Franchi le lac de Vinça, juste après le village de Marquixanes, la route taille dans la montagne un long chemin sinueux qui mène au prieuré de Marcevol. Sur place, malgré la brume, le matin laisse voir la silhouette du Canigou de l’autre côté de la vallée de la Têt. Le prieuré au premier plan en est comme une réplique miniature grise et rose. Je déplie les instructions dessinées sur un bout de papier : prendre la ligne qui longe le village puis le deuxième chemin vers la droite.
Les Pyrénées disparaissent bientôt et le regard se porte à l’Orient, vers la mer. Le chemin est beau dans ce décor de plateau sauvage mais, à force de marcher, est-ce encore la bonne route, le bon lacet ? Un éclat de lumière dans la montagne lève le doute. Au virage suivant, Michel Latte attend sur le chemin à l’heure dite. Il ressemble à un ermite avec sa barbe nouée. Nous discutons un moment puis nous prenons la sente qui serpente entre les cistes en fleur. Michel me mène à son ermitage comme l’aurait fait un de ces mangeurs de brume dont parlent les poètes chinois.
L’abri de lumière est une cabane de berger en pierres sèches, un orry, entouré aujourd’hui d’arbustes mais jadis de landes pour les brebis. Adossé à un rocher, il est fermé par une grosse pierre de voûte. Il y a un an, Michel Latte a enveloppé de couvertures de survie dorées certaines pierres extérieures et intérieures. De toutes les oeuvres installées à Marcevol elle est la seule survivante et c’est pour assister à son démontage que Michel m’a invité. Après un tour d’ensemble, je rentre dans l’abri. Sur le pas de la porte, un être malicieux a placé un emballage de papillotte doré entre deux pierres. Mais c’est la nature plus que les hommes qui a usé l’oeuvre. L’eau infiltrée a innondé la couverture du sol. L’or est mêlée de boue, fâné par endroit. Je m’assois sur un bout de bois, en tailleur face à la porte. Les dorures forment une spirale ascendante vers la clé de voûte, un ciel étoilé. Les jours de vent, l’air circule de haut en bas.

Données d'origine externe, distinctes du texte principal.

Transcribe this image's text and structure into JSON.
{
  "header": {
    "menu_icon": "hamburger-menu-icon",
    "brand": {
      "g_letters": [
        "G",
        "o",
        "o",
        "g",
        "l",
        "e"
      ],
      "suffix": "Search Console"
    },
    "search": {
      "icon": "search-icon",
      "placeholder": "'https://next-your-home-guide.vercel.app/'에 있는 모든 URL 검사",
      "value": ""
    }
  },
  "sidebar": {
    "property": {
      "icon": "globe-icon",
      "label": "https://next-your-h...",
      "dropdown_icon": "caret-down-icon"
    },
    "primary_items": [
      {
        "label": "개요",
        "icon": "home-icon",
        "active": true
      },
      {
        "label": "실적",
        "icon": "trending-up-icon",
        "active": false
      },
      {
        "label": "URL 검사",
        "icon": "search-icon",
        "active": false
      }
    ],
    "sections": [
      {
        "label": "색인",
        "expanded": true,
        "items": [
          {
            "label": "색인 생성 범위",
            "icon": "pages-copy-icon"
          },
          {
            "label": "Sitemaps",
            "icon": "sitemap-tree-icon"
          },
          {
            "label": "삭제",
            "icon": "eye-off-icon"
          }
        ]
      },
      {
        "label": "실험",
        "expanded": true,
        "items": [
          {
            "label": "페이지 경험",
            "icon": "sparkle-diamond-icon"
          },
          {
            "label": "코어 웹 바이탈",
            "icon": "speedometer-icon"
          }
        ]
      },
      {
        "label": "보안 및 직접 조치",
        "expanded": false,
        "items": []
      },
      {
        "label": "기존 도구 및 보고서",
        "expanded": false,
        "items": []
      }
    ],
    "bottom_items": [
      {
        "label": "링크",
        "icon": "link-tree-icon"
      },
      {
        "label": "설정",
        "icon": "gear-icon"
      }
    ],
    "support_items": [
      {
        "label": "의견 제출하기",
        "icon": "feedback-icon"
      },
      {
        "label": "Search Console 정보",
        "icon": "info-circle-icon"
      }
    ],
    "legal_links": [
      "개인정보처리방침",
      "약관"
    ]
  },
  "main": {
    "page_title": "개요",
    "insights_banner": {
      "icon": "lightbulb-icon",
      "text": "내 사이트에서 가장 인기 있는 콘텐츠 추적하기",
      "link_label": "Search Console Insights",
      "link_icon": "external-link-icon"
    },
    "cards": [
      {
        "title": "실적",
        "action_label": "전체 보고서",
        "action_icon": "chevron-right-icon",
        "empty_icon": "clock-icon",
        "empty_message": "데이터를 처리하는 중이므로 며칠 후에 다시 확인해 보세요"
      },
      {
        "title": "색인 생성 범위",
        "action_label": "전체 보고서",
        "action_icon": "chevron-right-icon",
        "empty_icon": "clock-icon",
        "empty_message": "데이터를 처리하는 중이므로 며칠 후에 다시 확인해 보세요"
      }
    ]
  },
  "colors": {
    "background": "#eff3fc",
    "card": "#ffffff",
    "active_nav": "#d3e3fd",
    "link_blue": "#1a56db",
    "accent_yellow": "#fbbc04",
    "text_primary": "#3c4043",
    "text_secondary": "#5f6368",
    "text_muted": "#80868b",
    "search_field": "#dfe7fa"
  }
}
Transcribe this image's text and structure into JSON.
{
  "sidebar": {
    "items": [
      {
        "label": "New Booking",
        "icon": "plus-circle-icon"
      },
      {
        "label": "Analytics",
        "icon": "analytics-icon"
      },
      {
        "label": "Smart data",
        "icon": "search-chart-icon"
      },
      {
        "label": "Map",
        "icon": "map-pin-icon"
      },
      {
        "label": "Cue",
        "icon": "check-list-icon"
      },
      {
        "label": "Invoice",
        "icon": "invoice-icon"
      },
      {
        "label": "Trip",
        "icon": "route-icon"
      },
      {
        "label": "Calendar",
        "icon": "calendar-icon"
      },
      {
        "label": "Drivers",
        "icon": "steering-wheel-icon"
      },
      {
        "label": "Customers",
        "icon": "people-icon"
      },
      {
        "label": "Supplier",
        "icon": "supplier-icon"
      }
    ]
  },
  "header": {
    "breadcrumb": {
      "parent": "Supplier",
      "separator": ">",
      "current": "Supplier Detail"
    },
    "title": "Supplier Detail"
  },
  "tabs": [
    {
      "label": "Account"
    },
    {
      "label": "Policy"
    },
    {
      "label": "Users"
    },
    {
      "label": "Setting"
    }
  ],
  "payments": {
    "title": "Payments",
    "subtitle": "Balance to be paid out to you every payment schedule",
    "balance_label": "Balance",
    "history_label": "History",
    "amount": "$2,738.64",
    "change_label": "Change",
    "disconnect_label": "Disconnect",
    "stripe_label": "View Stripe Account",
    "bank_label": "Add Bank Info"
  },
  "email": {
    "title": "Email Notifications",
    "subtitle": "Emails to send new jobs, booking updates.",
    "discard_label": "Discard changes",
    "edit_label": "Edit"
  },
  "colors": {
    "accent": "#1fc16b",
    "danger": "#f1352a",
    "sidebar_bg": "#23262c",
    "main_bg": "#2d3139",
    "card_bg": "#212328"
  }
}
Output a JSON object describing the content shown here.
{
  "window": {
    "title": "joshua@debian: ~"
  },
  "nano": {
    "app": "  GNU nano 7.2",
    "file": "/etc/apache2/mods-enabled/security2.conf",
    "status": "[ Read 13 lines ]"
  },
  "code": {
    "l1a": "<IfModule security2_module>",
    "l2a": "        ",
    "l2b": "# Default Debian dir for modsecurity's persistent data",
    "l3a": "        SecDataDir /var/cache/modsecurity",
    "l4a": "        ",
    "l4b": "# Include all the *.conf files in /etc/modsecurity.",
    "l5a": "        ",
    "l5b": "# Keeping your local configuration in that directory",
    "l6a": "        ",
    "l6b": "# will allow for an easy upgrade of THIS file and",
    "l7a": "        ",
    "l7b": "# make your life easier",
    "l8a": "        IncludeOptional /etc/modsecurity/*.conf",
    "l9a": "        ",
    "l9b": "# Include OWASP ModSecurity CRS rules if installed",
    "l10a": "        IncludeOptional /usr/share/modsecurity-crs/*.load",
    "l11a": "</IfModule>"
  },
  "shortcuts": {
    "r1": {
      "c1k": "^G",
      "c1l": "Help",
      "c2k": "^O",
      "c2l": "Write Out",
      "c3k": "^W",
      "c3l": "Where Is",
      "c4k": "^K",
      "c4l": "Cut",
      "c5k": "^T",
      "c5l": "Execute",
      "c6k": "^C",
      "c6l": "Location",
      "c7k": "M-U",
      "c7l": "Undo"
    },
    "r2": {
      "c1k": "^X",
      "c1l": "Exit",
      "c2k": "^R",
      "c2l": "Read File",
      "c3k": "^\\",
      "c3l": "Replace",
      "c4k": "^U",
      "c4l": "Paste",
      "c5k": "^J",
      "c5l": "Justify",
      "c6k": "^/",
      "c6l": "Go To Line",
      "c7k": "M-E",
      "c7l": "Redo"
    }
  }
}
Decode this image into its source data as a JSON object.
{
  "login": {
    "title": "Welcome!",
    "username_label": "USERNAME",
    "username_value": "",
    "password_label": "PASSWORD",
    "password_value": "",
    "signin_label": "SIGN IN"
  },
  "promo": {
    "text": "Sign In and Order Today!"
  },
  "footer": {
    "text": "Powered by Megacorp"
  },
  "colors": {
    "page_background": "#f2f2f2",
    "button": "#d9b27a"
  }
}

L’abri réveille tout un imaginaire : de la tente mongole au temple bouddhiste, de la grotte à la chambre funéraire. Un monde en petit où luit cette pâle lueur dorée des maisons japonaises dont parle Junichiro Tanizaki dans l’Eloge de l’ombre :
Maintenant, allez jusqu’à la pièce la plus reculée, tout au fond d’un de ces vastes bâtiments ; les cloisons mobiles et les paravents dorés, placés dans une obscurité qu’aucune lumière extérieure ne pénètrent jamais, captent l’extrême pointe de la clarté du lointain jardin dont je ne sais combien de salles les séparent : n’avez vous jamais aperçu leurs reflets iréels comme un songe ? Ces reflets, pareils à une ligne d’horizon au crépuscule, diffusent dans la pénombre environnante une pâle lueur dorée, et je doute que nulle part ailleurs l’or puisse avoir une beauté plus poignante.
Je ferme les yeux et tout un monde émerge du voile de mes paupières :
un paysage traversé de coulées d’or,
des rochers comme des bijoux,
un tombeau habité par des racines noueuses,
des hommes et des femmes scintillant dans la prairie,
la neige enveloppant les arbres,
une mare d’or au pied d’un dolmen, d’où pourrait partir un arc-en-ciel,
un fantôme au fond d’une chambre,
une bouche de pierre ouverte,
des chevaux et des grandes feuilles d’or étendues à une corde, comme le linge d’un peuple inconnu,
une montagne à museau de chien,
un chamane lâchant une âme au vent,
et partout l’impression qu’on a gratté le monde par endroit pour en faire ressortir la beauté.
Je rouvre les yeux. La porte est un rectangle vert barré de ciel.
De l’abri partent plusieurs sentiers entre les cistes. Pendant que Michel défait son oeuvre, je les explore. L’un mène à un ruisseau, l’autre à une pierre, un autre à un bois. Parmi les ronces, brille une une dorure que le vent a fait voler et qu’il faut recueillir pour laisser le paysage intact.
L’oeuvre s’efface peu à peu. Bientôt elle ne sera plus qu’un souvenir, une photographie, une émotion. Au lieu de recouvrir d’un linceul le corps de l’oeuvre défunte, l’artiste la découvre peu à peu. Il la fait disparaître en la dévoilant.
Il est temps pour moi de repartir. Après un dernier coup d’oeil en arrière, je reprends le chemin en sens inverse, vers l’Ouest, ému comme l’est le dernier témoin. Michel reste seul à accomplir son rite funéraire inversé.
[Vers l’abri de lumière est la préface d’Art et paysage en survie, Pyrénées orientales (ed. Michel Latte, 2019) qui témoigne de 10 ans d’installations sur le site de Marcevol].